Em 2008, soube que Edmundo Desnoes viria pela primeira vez ao Brasil. Seria homenageado em São Paulo, pelos 40 anos de Memórias do subdesenvolvimento. Sentiu que não poderia perder a oportunidade. Decidiu que faria um documentário sobre ele. Mandou e-mail informando sobre o projeto, e pediu para acompanhá-lo, desde a chegada ao aeroporto até seu retorno a Nova York. Ele, sem mais delongas, concordou. Ela contou com a ajuda do amigo roteirista Hilton Lacerda e de Juan Lopes.

Foi uma semana de filmagens. O resultado é o curta-metragem Bocanadas de memoria (Baforadas de memória), no qual o escritor faz reflexões sobre a diáspora cubana, a realização do filme, com Gutiérrez Alea, o ato de escrever, e a antiga paixão literária por Machado de Assis.


A diretora Cecília Araújo realizou documentário sobre Edmundo Desnoes.
Foto: Daniel Rozowykwiat/Divulgação

“Quando eu era adolescente, o único escritor que me interessava era Machado de Assis, com Memórias póstumas de Brás Cubas. Gosto muito da ironia do personagem principal de Machado”, diz. “Não é por acaso que meu livro se chama Memórias do subdesenvolvimento. Tem a palavra memória e o personagem que conta a sua vida em primeira pessoa. Fragmentos da realidade que são recolhidos através das lembranças e da opinião que as lembranças têm”, completa.

Edmundo gostou muito do documentário de Cecília, e ficaram amigos. Ele mesmo fez uma proposta à brasileira – adaptar o epílogo do seu último livro.

ENCERRAMENTO
Cecília convidou o amigo Hilton Lacerda, que já estava em outro projeto. Ele indicou Anna Carolina Francisco, que aceitou o desafio e fez o primeiro tratamento, bem fiel ao original. Depois, as duas viajaram para Nova York, onde se encontraram com Edmundo para ler e debater sobre o roteiro.

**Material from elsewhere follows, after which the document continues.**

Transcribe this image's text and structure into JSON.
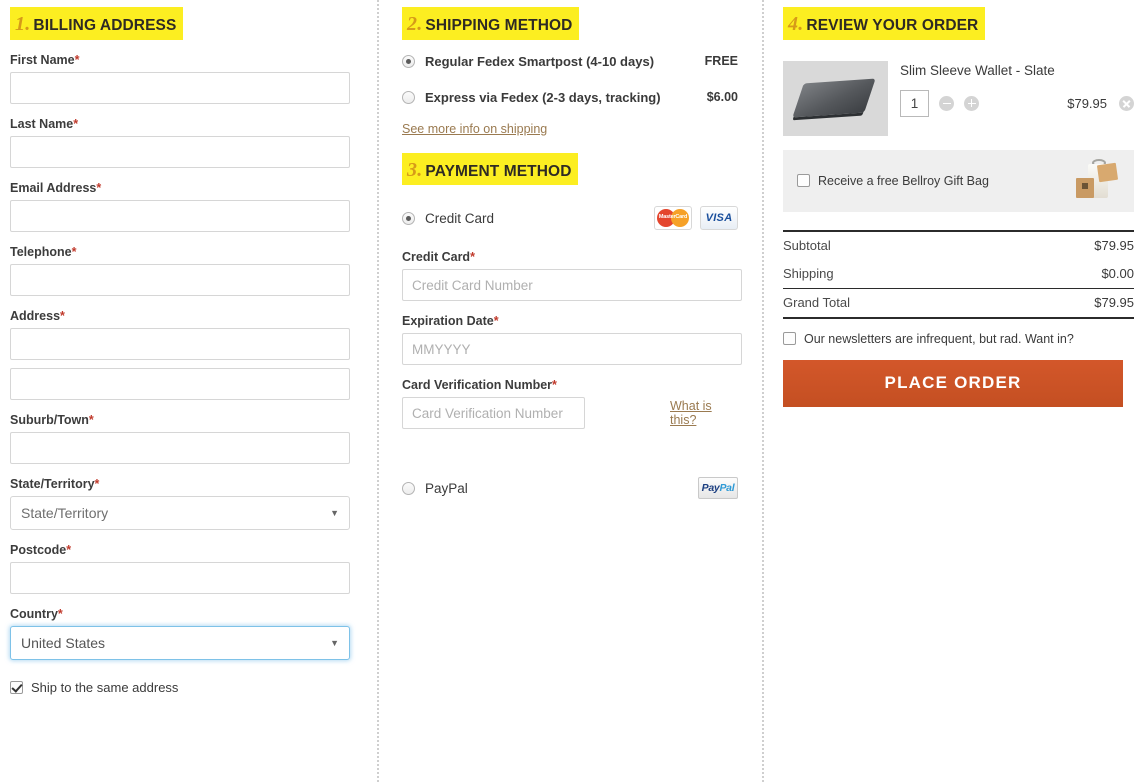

“Havia uma preocupação grande que Edmundo não se sentisse traindo sua obra. Essa etapa foi muito importante para entender esse personagem e fazer algumas adaptações referentes à realidade de Cuba na época”, conta Anna Carolina.

Outra preocupação era com a mudança de locação, já que o livro tem como cenário um chalé meio abandonado, nos Estados Unidos. O novo roteiro coloca pai e filha no interior do Brasil. Até o início das filmagens, as duas estavam em contato direto com o autor, dividindo as mudanças no roteiro e recebendo sugestões.

A interlocução com ele ajudou também a processar a ambiguidade do personagem desse burguês que, por um tempo, acreditou que a Revolução poderia ser um caminho, mas depois se decepcionou com os dois modelos: o socialismo e o capitalismo.

“O encontro dele com a filha, de certa forma, é também uma metáfora da relação de Edmundo com seu passado, com o resultado de suas utopias”, diz Carolina.

Te sigo nasce envolto em um certo fascínio. Inspirado em uma novela escrita por um cubano, com apenas dois atores (também cubanos), todo falado em espanhol, encerrando um ciclo histórico da ilha, e de memórias que seguem sendo reencenadas.

Como a história parece serpentear à procura de novas metáforas, uma doce ironia atravessou as filmagens. No dia 11 de abril, enquanto toda a equipe estava praticamente incomunicável, nas filmagens, houve o primeiro encontro entre os presidentes dos Estados Unidos e de Cuba, em mais de 50 anos. Na Cúpula das Américas, realizada na Cidade do Panamá, Barack Obama e Raúl Castro conversaram e deram as mãos.

“A guerra fria acabou”, disse Obama. Mas a história mostra, também, que guerras nem sempre acabam com decretos.